LETTRE III.
Madame de Lebensei à mademoiselle d'Albémar.
Paris, ce 15 juillet 1792.
Les médecins ont déclaré que si Matilde persistoit à nourrir son enfant, elle étoit perdue, et que son enfant même ne lui survivrait peut-être pas. Un confesseur et un médecin amené par ce confesseur, soutiennent l'opinion contraire, et Matilde ne veut croire qu'eux. Léonce s'est emporté contre le prêtre qui la dirige; il a supplié Matilde à genoux de renoncer à sa résolution; mais jusqu'à présent il n'a pu rien obtenir. Elle se persuade que toutes les femmes qui sont un peu malades se font conseiller de ne pas nourrir, pour se dispenser d'un devoir; et rien au monde ne peut la faire sortir de cette opinion. Elle sait une phrase pour répondre à tout; elle dit que, quand elle se sentira malade, elle cessera de nourrir; mais que, n'éprouvant aucune douleur à présent, elle n'a point de motif pour céder à ce qu'on lui demande. On lui parle de son changement; on lui retrace tous les symptômes alarmans de son état; on veut l'effrayer sur le mal qu'elle peut faire à son fils: elle répond qu'elle n'y croit pas; que le lait de la mère convient à l'enfant; qu'un changement de nourriture seroit très-dangereux pour lui, et qu'elle doit savoir, mieux que personne, ce qui est bon pour son fils et pour elle-même.
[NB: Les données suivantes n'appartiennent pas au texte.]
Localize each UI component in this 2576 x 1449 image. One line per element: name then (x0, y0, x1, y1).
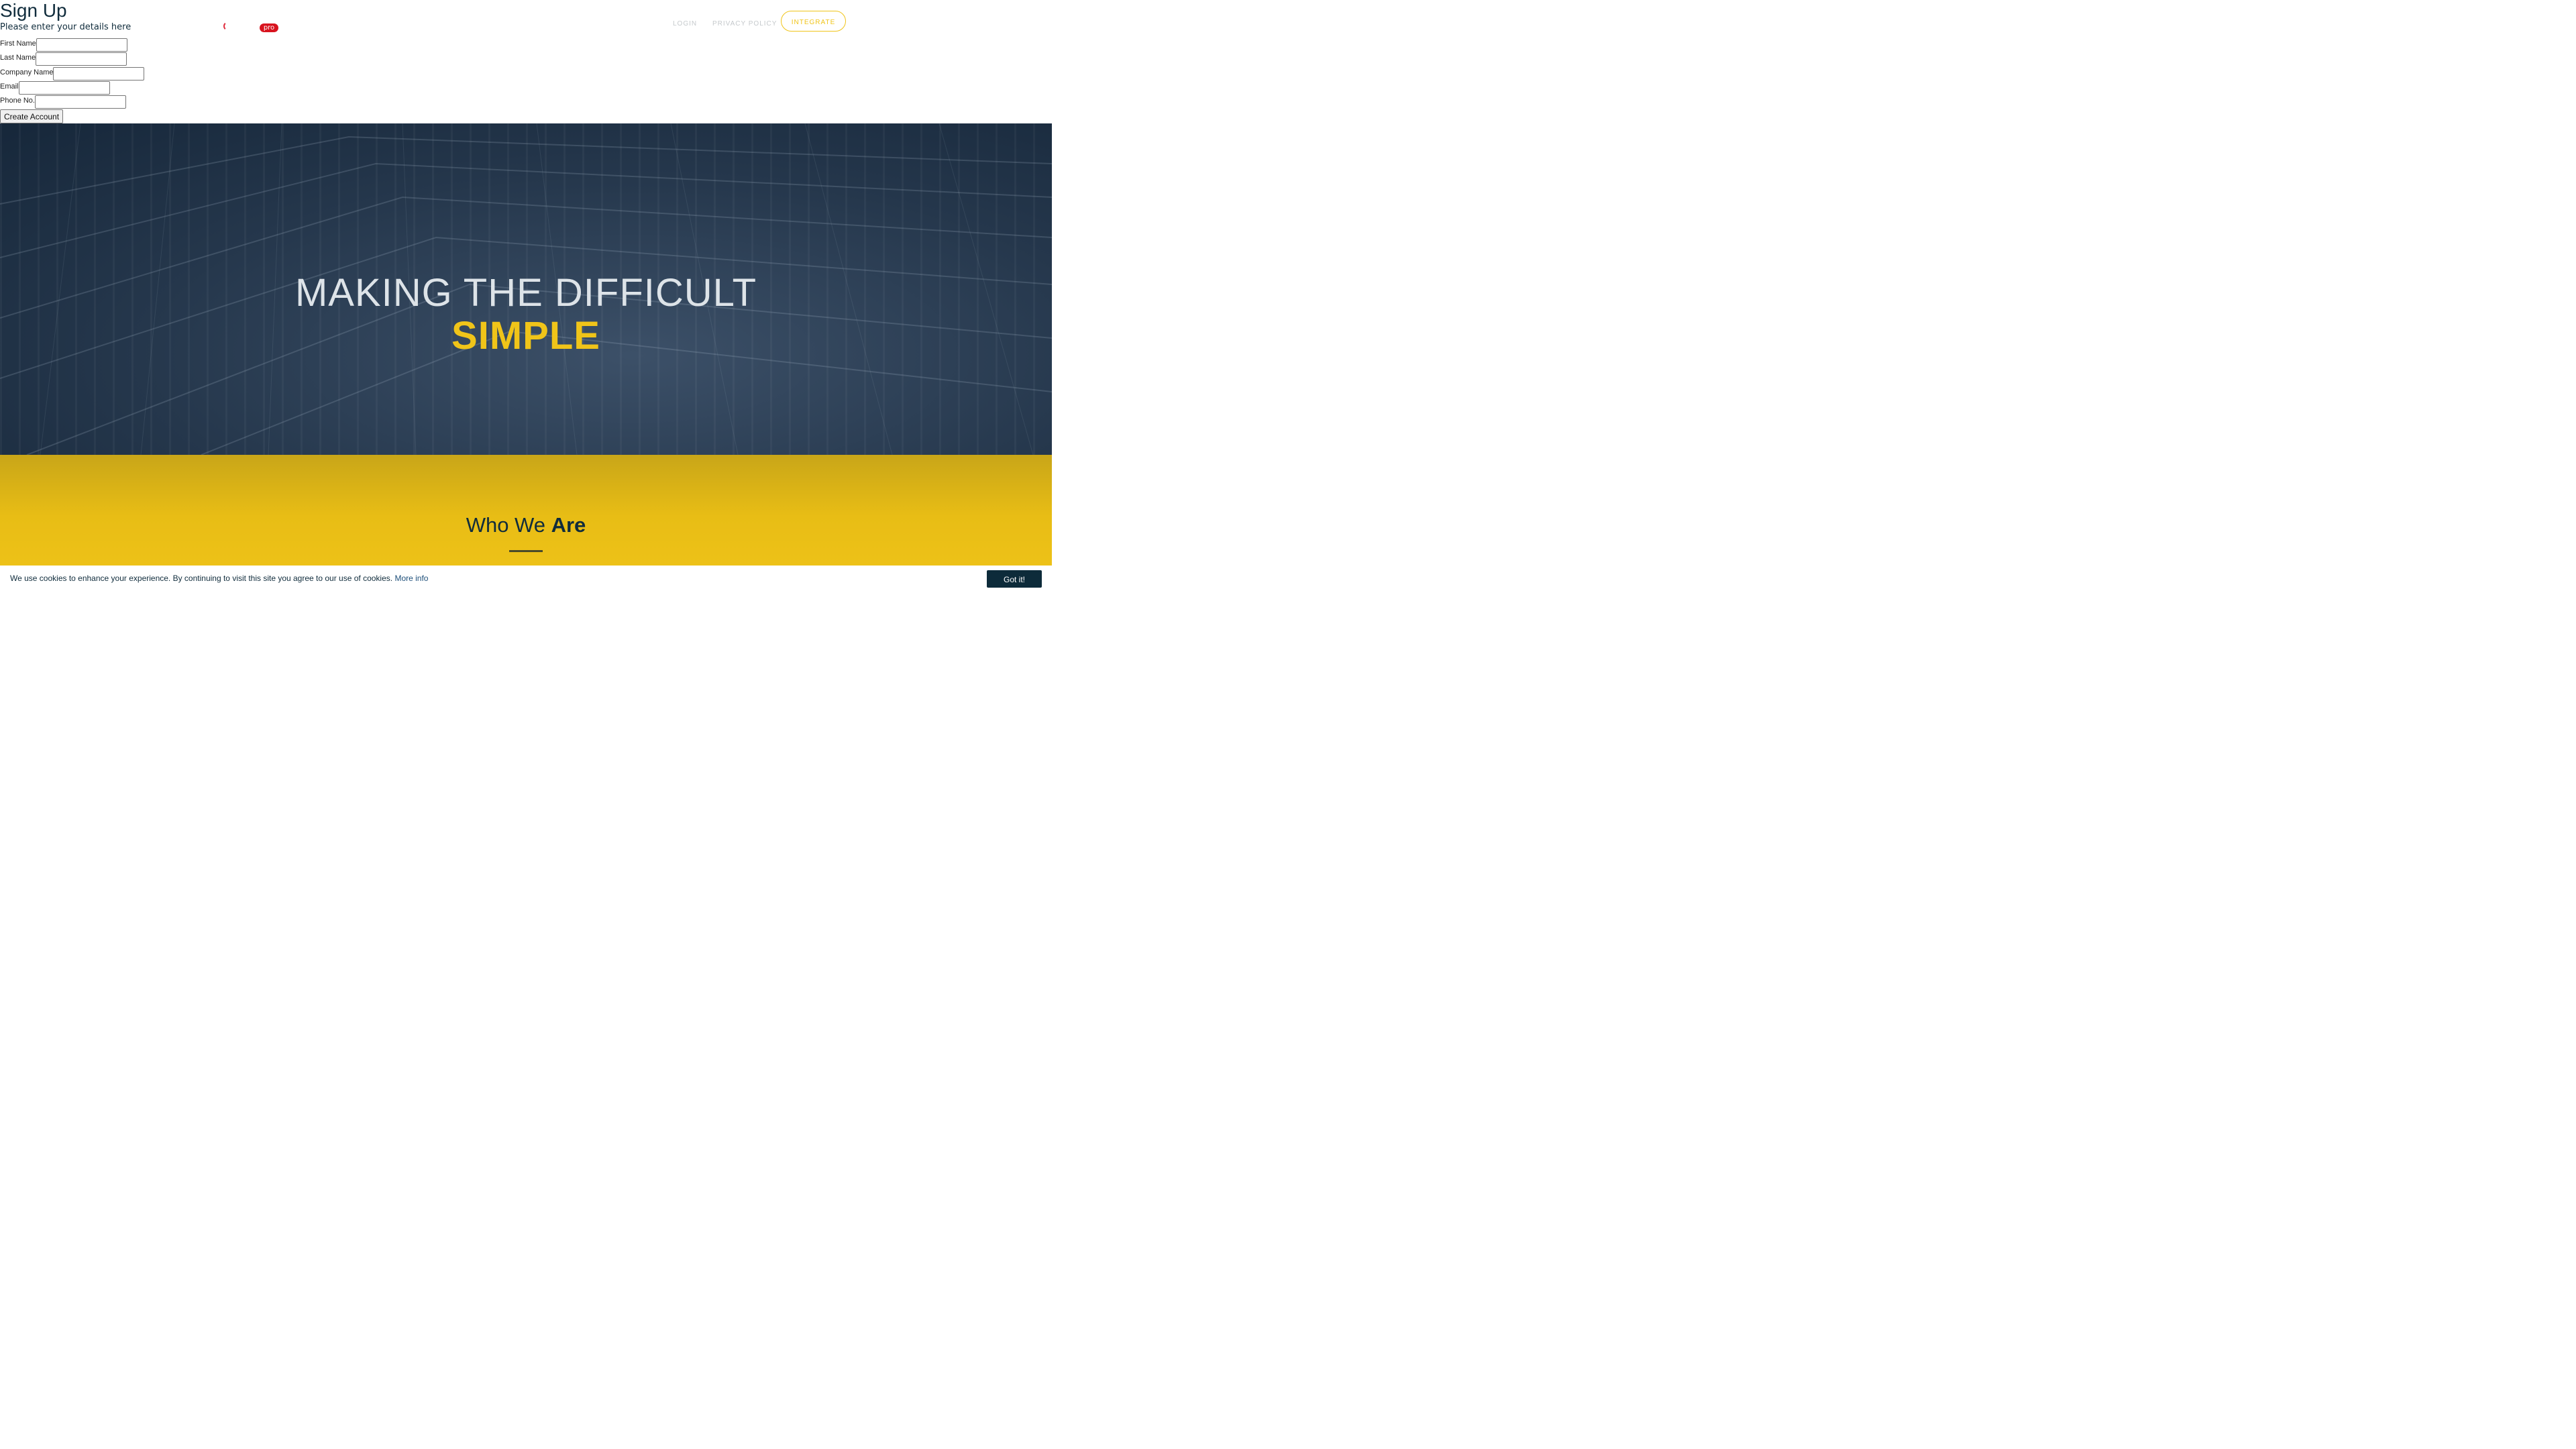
who-we-are-title-regular: Who We (466, 513, 545, 537)
last-name-label: Last Name (0, 54, 36, 62)
company-name-label: Company Name (0, 68, 54, 76)
first-name-field[interactable] (36, 38, 127, 52)
who-we-are-title: Who We Are (0, 511, 1052, 539)
phone-row: Phone No. (0, 95, 126, 109)
company-name-field[interactable] (53, 67, 145, 80)
signup-title: Sign Up (0, 0, 67, 21)
integrate-button[interactable]: INTEGRATE (781, 11, 846, 32)
email-row: Email (0, 81, 110, 95)
nav-privacy-link[interactable]: PRIVACY POLICY (712, 20, 777, 28)
hero-headline-accent: SIMPLE (451, 314, 600, 358)
cookie-accept-button[interactable]: Got it! (987, 570, 1042, 588)
create-account-button[interactable]: Create Account (0, 109, 64, 123)
email-label: Email (0, 83, 19, 91)
company-name-row: Company Name (0, 67, 145, 80)
first-name-row: First Name (0, 38, 127, 52)
phone-label: Phone No. (0, 97, 35, 105)
first-name-label: First Name (0, 40, 36, 48)
nav-login-link[interactable]: LOGIN (673, 20, 697, 28)
logo-spinner-icon (223, 21, 233, 31)
who-we-are-title-bold: Are (551, 513, 586, 537)
phone-field[interactable] (34, 95, 126, 109)
last-name-row: Last Name (0, 52, 127, 66)
hero-headline: MAKING THE DIFFICULT (294, 271, 757, 315)
last-name-field[interactable] (36, 52, 127, 66)
cookie-text: We use cookies to enhance your experienc… (10, 574, 393, 583)
signup-subtitle: Please enter your details here (0, 22, 131, 32)
section-divider (509, 550, 543, 552)
pro-badge: pro (260, 23, 278, 32)
cookie-message: We use cookies to enhance your experienc… (10, 574, 428, 583)
cookie-more-info-link[interactable]: More info (394, 574, 428, 583)
email-field[interactable] (18, 81, 110, 95)
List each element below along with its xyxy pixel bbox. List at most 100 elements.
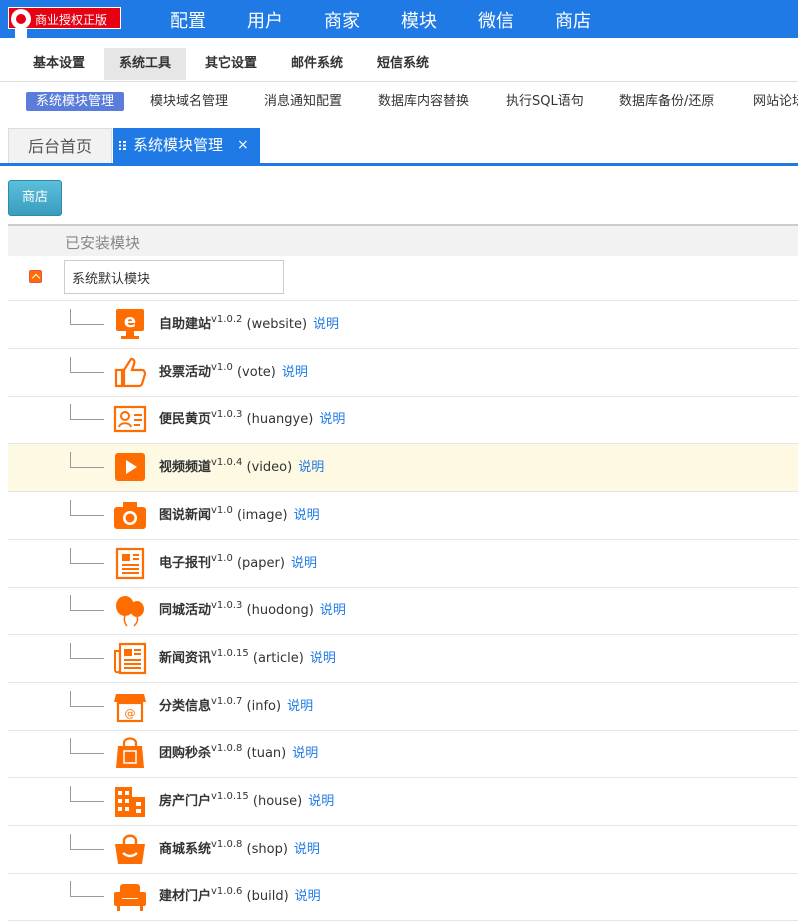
- topnav-modules[interactable]: 模块: [401, 7, 437, 33]
- subnav-sms-system[interactable]: 短信系统: [362, 48, 444, 80]
- tree-connector: [70, 786, 104, 802]
- toolnav: 系统模块管理 模块域名管理 消息通知配置 数据库内容替换 执行SQL语句 数据库…: [0, 82, 798, 120]
- topnav-users[interactable]: 用户: [247, 7, 283, 33]
- balloon-icon: [116, 596, 144, 627]
- module-description-link[interactable]: 说明: [282, 365, 308, 380]
- module-description-link[interactable]: 说明: [294, 842, 320, 857]
- module-description-link[interactable]: 说明: [319, 412, 345, 427]
- module-row: 视频频道v1.0.4 (video) 说明: [8, 444, 798, 493]
- module-name: 商城系统: [159, 841, 212, 857]
- module-key: (video): [246, 460, 293, 476]
- module-row: 便民黄页v1.0.3 (huangye) 说明: [8, 396, 798, 445]
- module-description-link[interactable]: 说明: [294, 508, 320, 523]
- subnav-basic-settings[interactable]: 基本设置: [18, 48, 100, 80]
- collapse-toggle-icon[interactable]: [29, 270, 42, 283]
- module-info: 视频频道v1.0.4 (video) 说明: [159, 456, 324, 475]
- tree-connector: [70, 356, 104, 373]
- module-key: (paper): [236, 555, 285, 571]
- module-version: v1.0: [211, 552, 233, 564]
- module-key: (website): [246, 317, 308, 332]
- module-name: 电子报刊: [159, 555, 212, 571]
- module-key: (huodong): [246, 603, 314, 619]
- toolnav-db-replace[interactable]: 数据库内容替换: [378, 92, 469, 111]
- module-description-link[interactable]: 说明: [298, 460, 324, 475]
- module-info: 建材门户v1.0.6 (build) 说明: [159, 885, 321, 904]
- module-row: 投票活动v1.0 (vote) 说明: [8, 349, 798, 397]
- toolnav-execute-sql[interactable]: 执行SQL语句: [506, 92, 584, 111]
- module-row: 房产门户v1.0.15 (house) 说明: [8, 778, 798, 826]
- medal-icon: [11, 9, 31, 29]
- building-icon: [115, 787, 145, 817]
- top-bar: 商业授权正版 配置 用户 商家 模块 微信 商店: [0, 0, 798, 42]
- subnav-system-tools[interactable]: 系统工具: [104, 48, 187, 80]
- store-button[interactable]: 商店: [8, 180, 62, 216]
- tab-bar: 后台首页 系统模块管理 ×: [0, 128, 798, 166]
- module-description-link[interactable]: 说明: [320, 603, 346, 618]
- topnav-store[interactable]: 商店: [555, 7, 591, 33]
- module-info: 商城系统v1.0.8 (shop) 说明: [159, 838, 320, 857]
- module-name: 建材门户: [159, 889, 212, 905]
- subnav: 基本设置 系统工具 其它设置 邮件系统 短信系统: [0, 38, 798, 82]
- module-description-link[interactable]: 说明: [295, 889, 321, 904]
- svg-text:e: e: [124, 311, 136, 332]
- installed-modules-title: 已安装模块: [65, 234, 141, 252]
- module-description-link[interactable]: 说明: [308, 794, 334, 809]
- module-key: (shop): [246, 841, 288, 857]
- module-info: 电子报刊v1.0 (paper) 说明: [159, 552, 317, 571]
- module-version: v1.0.8: [211, 743, 243, 755]
- close-icon[interactable]: ×: [237, 128, 249, 163]
- ie-icon: e: [116, 309, 144, 339]
- tree-connector: [70, 833, 104, 850]
- license-badge: 商业授权正版: [8, 7, 121, 42]
- module-key: (info): [246, 698, 282, 714]
- tree-connector: [70, 738, 104, 755]
- module-info: 分类信息v1.0.7 (info) 说明: [159, 695, 313, 714]
- group-name-input[interactable]: [64, 260, 284, 294]
- module-key: (huangye): [246, 412, 314, 428]
- module-info: 自助建站v1.0.2 (website) 说明: [159, 313, 339, 332]
- license-badge-label: 商业授权正版: [35, 13, 108, 27]
- module-name: 图说新闻: [159, 507, 212, 523]
- topnav-merchants[interactable]: 商家: [324, 7, 360, 33]
- tab-module-management[interactable]: 系统模块管理 ×: [113, 128, 260, 163]
- thumbs-up-icon: [114, 357, 147, 387]
- module-key: (tuan): [246, 746, 287, 762]
- module-name: 新闻资讯: [159, 650, 212, 666]
- module-version: v1.0: [211, 361, 233, 373]
- module-version: v1.0.4: [211, 457, 243, 469]
- module-name: 视频频道: [159, 460, 212, 476]
- tree-connector: [70, 547, 104, 564]
- module-row: @ 分类信息v1.0.7 (info) 说明: [8, 683, 798, 731]
- module-description-link[interactable]: 说明: [291, 556, 317, 571]
- topnav-wechat[interactable]: 微信: [478, 7, 514, 33]
- module-description-link[interactable]: 说明: [310, 651, 336, 666]
- tab-module-management-label: 系统模块管理: [133, 136, 224, 154]
- module-description-link[interactable]: 说明: [292, 746, 318, 761]
- tree-connector: [70, 690, 104, 707]
- topnav-config[interactable]: 配置: [170, 7, 206, 33]
- module-description-link[interactable]: 说明: [287, 699, 313, 714]
- sofa-icon: [114, 884, 146, 912]
- module-name: 分类信息: [159, 698, 212, 714]
- module-version: v1.0.3: [211, 600, 243, 612]
- module-name: 同城活动: [159, 603, 212, 619]
- tree-connector: [70, 595, 104, 612]
- tab-dashboard-home[interactable]: 后台首页: [8, 128, 112, 163]
- toolnav-module-management[interactable]: 系统模块管理: [26, 92, 125, 111]
- camera-icon: [114, 501, 146, 529]
- module-version: v1.0.15: [211, 791, 249, 802]
- module-row: 电子报刊v1.0 (paper) 说明: [8, 540, 798, 588]
- module-row: 新闻资讯v1.0.15 (article) 说明: [8, 635, 798, 683]
- toolnav-forum[interactable]: 网站论坛: [753, 92, 798, 111]
- module-version: v1.0.15: [211, 647, 249, 659]
- toolnav-module-domain[interactable]: 模块域名管理: [150, 92, 228, 111]
- toolnav-db-backup[interactable]: 数据库备份/还原: [619, 92, 714, 111]
- module-description-link[interactable]: 说明: [313, 317, 339, 332]
- module-row: 建材门户v1.0.6 (build) 说明: [8, 873, 798, 922]
- module-key: (vote): [236, 364, 276, 380]
- toolnav-notification-config[interactable]: 消息通知配置: [264, 92, 342, 111]
- subnav-mail-system[interactable]: 邮件系统: [276, 48, 358, 80]
- module-info: 便民黄页v1.0.3 (huangye) 说明: [159, 408, 345, 427]
- module-info: 图说新闻v1.0 (image) 说明: [159, 504, 320, 523]
- subnav-other-settings[interactable]: 其它设置: [190, 48, 272, 80]
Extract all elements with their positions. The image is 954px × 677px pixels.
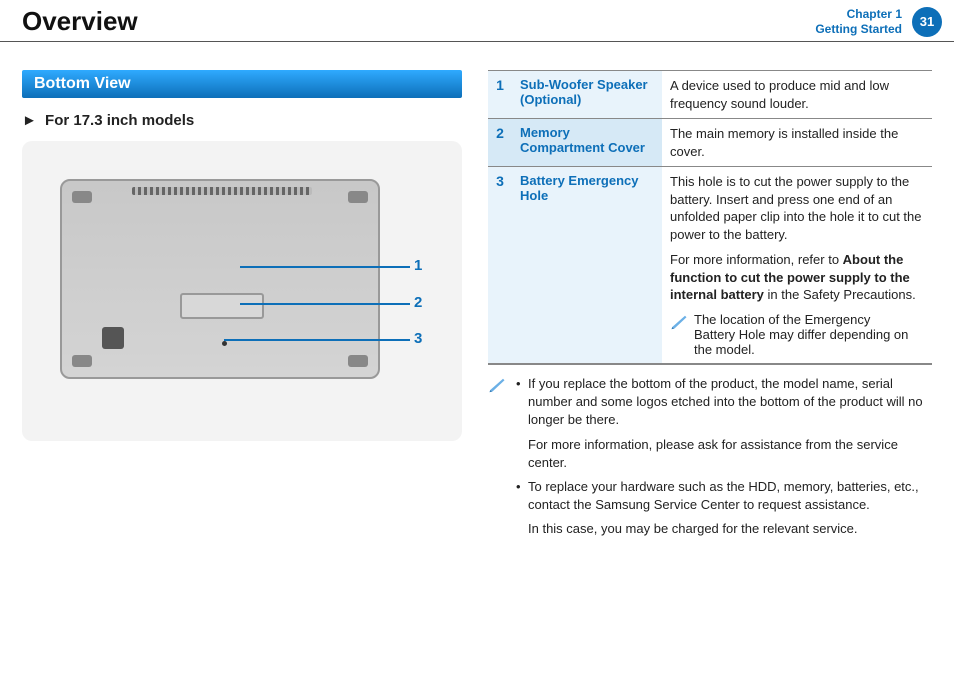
foot-pad (348, 191, 368, 203)
chapter-line1: Chapter 1 (815, 7, 902, 21)
part-description: The main memory is installed inside the … (662, 119, 932, 167)
part-number: 1 (488, 71, 512, 119)
chapter-label: Chapter 1 Getting Started (815, 7, 902, 36)
right-column: 1 Sub-Woofer Speaker (Optional) A device… (488, 70, 932, 545)
callout-line (240, 303, 410, 305)
notes-list: If you replace the bottom of the product… (516, 375, 932, 545)
note-line2: Battery Hole may differ depending on the… (694, 327, 924, 357)
part-number: 2 (488, 119, 512, 167)
list-item: If you replace the bottom of the product… (516, 375, 932, 472)
chapter-line2: Getting Started (815, 22, 902, 36)
foot-pad (72, 355, 92, 367)
arrow-icon: ► (22, 112, 37, 129)
model-subheading: ► For 17.3 inch models (22, 112, 462, 129)
header-right: Chapter 1 Getting Started 31 (815, 7, 942, 37)
page-title: Overview (22, 6, 138, 37)
note-icon (488, 375, 508, 545)
part-name: Battery Emergency Hole (512, 167, 662, 364)
bottom-view-figure: 1 2 3 (22, 141, 462, 441)
laptop-bottom-illustration (60, 179, 380, 379)
table-row: 3 Battery Emergency Hole This hole is to… (488, 167, 932, 364)
callout-number-1: 1 (414, 257, 422, 274)
note1-p1: If you replace the bottom of the product… (528, 376, 923, 427)
callout-line (224, 339, 410, 341)
part-name: Sub-Woofer Speaker (Optional) (512, 71, 662, 119)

Ces deux ou trois phrases répondent à toutes les conversations qu'on veut avoir avec elle, elle les répète toujours, les varie à peine; et l'on sent en lui parlant, m'a dit M. de Lebensei, la résistance de l'entêtement comme un obstacle physique, sur lequel la force des raisonnemens ne peut rien.
Quel triste spectacle cependant que cette altération du jugement, cette folie véritable, revêtue des formes les plus froides et les plus régulières! Léonce est au désespoir, surtout pour son fils. J'espère qu'il triomphera de la résistance de Matilde; elle l'aime, c'est le seul sentiment qui ait sur elle un pouvoir indépendant de sa volonté. M. de Lebensei ne quitte pas Léonce; il ne se montre pas toujours à Matilde, mais il est habituellement dans la chambre de M. de Mondoville, pour le soutenir et le consoler. Léonce, depuis huit jours, n'a pas prononcé le nom de madame d'Albémar. J'aime ce respect et cette pitié pour la situation de sa femme. Jamais, cependant, je crois, il ne fut plus occupé de Delphine! Agréez, mademoiselle, mes tendres hommages.